Tornato a Roma ho incrementato le sedute di allenamento, ma neanche troppo, al massimo stavo a 4 a settimana, guidato però da chi se ne intendeva. Mario Vaiani Lisi, professore di educazione fisica con la passione e la classe (aveva partecipato agli incontri in pista tra Nazioni che allora erano frequenti e a Milano realizzò 2h 17’ sulla maratona), entrai così in una nuova dimensione, l’atletica di qualità fatta con raziocinio, certo forse non si poteva chiamare amatoriale, ma funzionava. Tanto per capire, seguirono altre Romaostia a 1h47’ prima che la accorciassero a 21Km (1h19’).

A Firenze e alle Cascine tornai dopo una decina di anni, in occasione della Maratona, ma ci andai preparato: intanto a fine settembre presi parte al Giro dell’Umbria a tappe, 5 gare in una settimana anche molto tecniche, che mi dettero una continuità nel ritmo desiderato, poi tra gli allenamenti mirati annovero una seduta in pista di 5 x 3000 con recupero 4 minuti tra uno e l’altro, da solo. Lì più delle gambe conta la testa, però ne è valsa la pena e nel mio Pantheon metto in primis Firenze 7 dicembre 1986 2h 49’ 49”.

Certo il tempo passa e la qualità diminuisce, vale quasi per tutti, però se uno non compie errori grossolani e il fisico lo sostiene, questo sport si può praticare fino ad età avanzata, sempre che il diavolo non ci metta lo zampino. E infatti, durante una gara al famoso Centro Sportivo dove si è disputato varie volte il Trofeo Podistica Solidarietà ho sentito una fitta in petto, non dolorosa o allarmante, ma spia sicura di un problema.

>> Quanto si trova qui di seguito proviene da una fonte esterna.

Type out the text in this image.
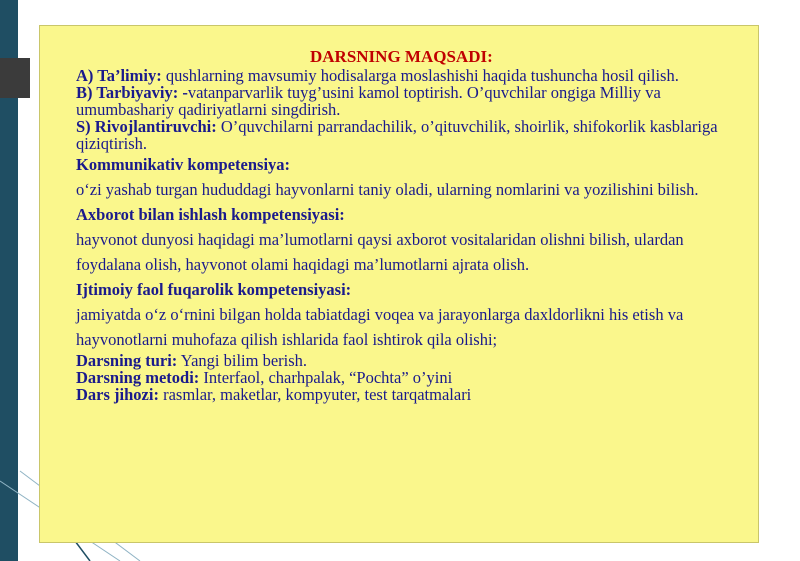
DARSNING MAQSADI:
A) Ta’limiy: qushlarning mavsumiy hodisalarga moslashishi haqida tushuncha hosil qilish.
B) Tarbiyaviy: -vatanparvarlik tuyg’usini kamol toptirish. O’quvchilar ongiga Milliy va umumbashariy qadiriyatlarni singdirish.
S) Rivojlantiruvchi: O’quvchilarni parrandachilik, o’qituvchilik, shoirlik, shifokorlik kasblariga qiziqtirish.
Kommunikativ kompetensiya:
o‘zi yashab turgan hududdagi hayvonlarni taniy oladi, ularning nomlarini va yozilishini bilish.
Axborot bilan ishlash kompetensiyasi:
hayvonot dunyosi haqidagi ma’lumotlarni qaysi axborot vositalaridan olishni bilish, ulardan foydalana olish, hayvonot olami haqidagi ma’lumotlarni ajrata olish.
Ijtimoiy faol fuqarolik kompetensiyasi:
jamiyatda o‘z o‘rnini bilgan holda tabiatdagi voqea va jarayonlarga daxldorlikni his etish va hayvonotlarni muhofaza qilish ishlarida faol ishtirok qila olishi;
Darsning turi: Yangi bilim berish.
Darsning metodi: Interfaol, charhpalak, “Pochta” o’yini
Dars jihozi: rasmlar, maketlar, kompyuter, test tarqatmalari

Il mio cuore, punto forte nel periodo agonistico con recupero veloce (il medico sportivo nella prova da sforzo si doveva sbrigare a rimettere gli elettrodi altrimenti tornava quasi a riposo), ha pensato bene di diventare aritmico, con conseguente controindicazione all’attività. Come si dice in altro ambito, al cuore non si comanda, e infatti decide lui da solo a quanto andare (parafrasando, a volte 3’30” a volte 6’).

Ora lo supporta un pacemaker con cui convivo da dieci anni e mi accontento di camminate più o meno veloci al parco. Può sembrare un patetico amarcord, ma ormai questa è la situazione e va bene così, certo quando sono al gazebo in occasione di gare partecipate da una parte respiro un po’ il clima della gara anche se da fuori è un altro sapore, e dall’atra “rosico” un po’.

Diciamo che l’appartenenza alla Podistica mi consente di fare una corsa virtuale, cosa purtroppo ormai diffusa, ma posso continuare a considerarmi un podista.